József Horváth

Personal information
- Born: 13 August 1964 (age 61) Budapest, Hungary

Chess career
- Country: Hungary
- Title: Grandmaster (1990)
- FIDE rating: 2400 (July 2026)
- Peak rating: 2567 (July 2009)

= József Horváth (chess player) =

Hungarian chess grandmaster (born 1964)

József Horváth (born 13 August 1964) is a Hungarian chess player who holds the FIDE title of Grandmaster (GM) (1990). He is a Hungarian Chess Championship medalist (1992), World Team Chess Championship individual bronze medalist (1989), FIDE International Arbiter (1998), and FIDE Senior Trainer (2011).

==Biography==
József Horváth was one of the best Hungarian chess players in the 1990s. He has competed in the Hungarian Chess Championships finals many times and won bronze medal (1992). In the following years József Horváth achieved many individual chess tournament successes, winning or shared the first places, among others in Budapest (1988, 1989, 1993, 1994, 1997), Andorra la Vella (1989), Cannes (1992), Swiss Open Chess Championship (1992), Zalakaros (1995, 1996), Velden (1995), Paks (1996), Bischwiller (1999), Helsinki (2001), Chambéry (2001), Zalakaros (2002, 2004), Val Thorens (2002, 2006), Paris (2003), Verona (2005), Château de Lacroix-Laval (2005), Feffernitz (2008) and Aschachu (2008).
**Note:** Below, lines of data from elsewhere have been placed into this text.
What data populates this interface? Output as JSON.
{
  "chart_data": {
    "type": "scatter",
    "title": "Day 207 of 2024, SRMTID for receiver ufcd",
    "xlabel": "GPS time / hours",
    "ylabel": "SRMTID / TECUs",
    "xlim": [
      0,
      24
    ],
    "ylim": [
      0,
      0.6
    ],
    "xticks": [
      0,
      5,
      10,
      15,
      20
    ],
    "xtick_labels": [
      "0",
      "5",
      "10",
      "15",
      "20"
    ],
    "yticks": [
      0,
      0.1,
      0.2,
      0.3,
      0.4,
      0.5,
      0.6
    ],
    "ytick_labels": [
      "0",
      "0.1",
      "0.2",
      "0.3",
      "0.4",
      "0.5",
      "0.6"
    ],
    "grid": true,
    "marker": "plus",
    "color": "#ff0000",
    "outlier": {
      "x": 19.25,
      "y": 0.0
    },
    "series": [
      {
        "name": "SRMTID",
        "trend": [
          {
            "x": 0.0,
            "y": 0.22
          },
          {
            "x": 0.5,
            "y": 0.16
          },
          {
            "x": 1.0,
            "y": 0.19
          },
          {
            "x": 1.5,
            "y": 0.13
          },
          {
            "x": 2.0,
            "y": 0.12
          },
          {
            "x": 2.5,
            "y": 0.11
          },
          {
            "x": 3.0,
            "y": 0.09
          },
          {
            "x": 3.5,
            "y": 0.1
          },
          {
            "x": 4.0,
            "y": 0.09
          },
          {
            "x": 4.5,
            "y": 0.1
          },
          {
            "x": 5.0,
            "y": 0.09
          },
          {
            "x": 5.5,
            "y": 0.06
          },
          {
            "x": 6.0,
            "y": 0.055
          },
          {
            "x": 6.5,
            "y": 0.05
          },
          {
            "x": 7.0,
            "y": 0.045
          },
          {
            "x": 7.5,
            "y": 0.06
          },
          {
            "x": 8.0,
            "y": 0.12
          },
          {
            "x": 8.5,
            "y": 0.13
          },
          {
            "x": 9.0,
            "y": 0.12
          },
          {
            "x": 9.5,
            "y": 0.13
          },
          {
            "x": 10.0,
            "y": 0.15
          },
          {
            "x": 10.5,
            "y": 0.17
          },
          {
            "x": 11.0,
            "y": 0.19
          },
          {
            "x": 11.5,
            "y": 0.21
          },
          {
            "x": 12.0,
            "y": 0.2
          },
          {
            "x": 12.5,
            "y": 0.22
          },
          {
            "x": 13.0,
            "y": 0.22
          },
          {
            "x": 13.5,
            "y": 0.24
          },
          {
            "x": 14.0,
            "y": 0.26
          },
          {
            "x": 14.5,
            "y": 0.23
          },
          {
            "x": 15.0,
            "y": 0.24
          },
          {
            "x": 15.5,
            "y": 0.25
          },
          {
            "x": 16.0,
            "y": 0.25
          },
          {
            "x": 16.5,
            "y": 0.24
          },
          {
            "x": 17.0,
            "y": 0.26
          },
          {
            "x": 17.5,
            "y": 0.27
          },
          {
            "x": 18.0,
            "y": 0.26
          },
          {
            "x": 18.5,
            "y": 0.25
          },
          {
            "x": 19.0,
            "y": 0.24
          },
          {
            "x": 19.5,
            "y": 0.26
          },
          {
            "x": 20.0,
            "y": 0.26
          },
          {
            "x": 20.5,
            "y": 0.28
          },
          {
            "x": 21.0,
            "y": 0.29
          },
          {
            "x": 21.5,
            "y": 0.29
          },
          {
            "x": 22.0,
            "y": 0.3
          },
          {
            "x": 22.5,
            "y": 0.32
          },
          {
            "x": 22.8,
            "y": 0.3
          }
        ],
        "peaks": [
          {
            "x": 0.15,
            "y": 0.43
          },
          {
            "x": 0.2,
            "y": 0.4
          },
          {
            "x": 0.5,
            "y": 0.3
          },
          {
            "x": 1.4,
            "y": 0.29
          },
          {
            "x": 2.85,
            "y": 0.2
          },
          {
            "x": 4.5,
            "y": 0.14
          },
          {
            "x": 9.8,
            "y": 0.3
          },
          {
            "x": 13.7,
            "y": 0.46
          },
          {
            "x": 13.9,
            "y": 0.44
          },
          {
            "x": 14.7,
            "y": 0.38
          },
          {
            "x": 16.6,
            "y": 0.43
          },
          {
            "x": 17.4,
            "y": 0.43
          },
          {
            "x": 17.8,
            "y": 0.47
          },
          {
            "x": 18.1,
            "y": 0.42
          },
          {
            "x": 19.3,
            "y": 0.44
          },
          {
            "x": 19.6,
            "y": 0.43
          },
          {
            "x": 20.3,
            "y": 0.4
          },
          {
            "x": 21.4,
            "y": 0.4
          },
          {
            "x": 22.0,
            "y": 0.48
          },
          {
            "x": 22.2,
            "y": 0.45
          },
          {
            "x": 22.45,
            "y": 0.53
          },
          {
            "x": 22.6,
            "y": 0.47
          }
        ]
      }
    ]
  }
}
József Horváth played for Hungary in the Chess Olympiads:
- In 1990, at fourth board in the 29th Chess Olympiad in Novi Sad (+4, =7, -1),
- In 1992, at second reserve board in the 30th Chess Olympiad in Manila (+2, =3, -2),
- In 1998, at fourth board in the 33rd Chess Olympiad in Elista (+4, =3, -2).

József Horváth played for Hungary in the World Team Chess Championship:
- In 1989, at fourth board in the 2nd World Team Chess Championship in Lucerne (+1, =5, -0) and won individual bronze medal.

József Horváth played for Hungary in the European Team Chess Championship:
- In 1989, at third board in the 9th European Team Chess Championship in Haifa (+3, =5, -1),
- In 1992, at fourth board in the 10th European Team Chess Championship in Debrecen (+2, =3, -3).

In 1984, he was awarded the FIDE International Master (IM) title and received the FIDE Grandmaster (GM) title six years later. Also he is FIDE International Arbiter (1998) and FIDE Senior Trainer (2011).

His brother Csaba Horváth (born 1968) also is chess grandmaster.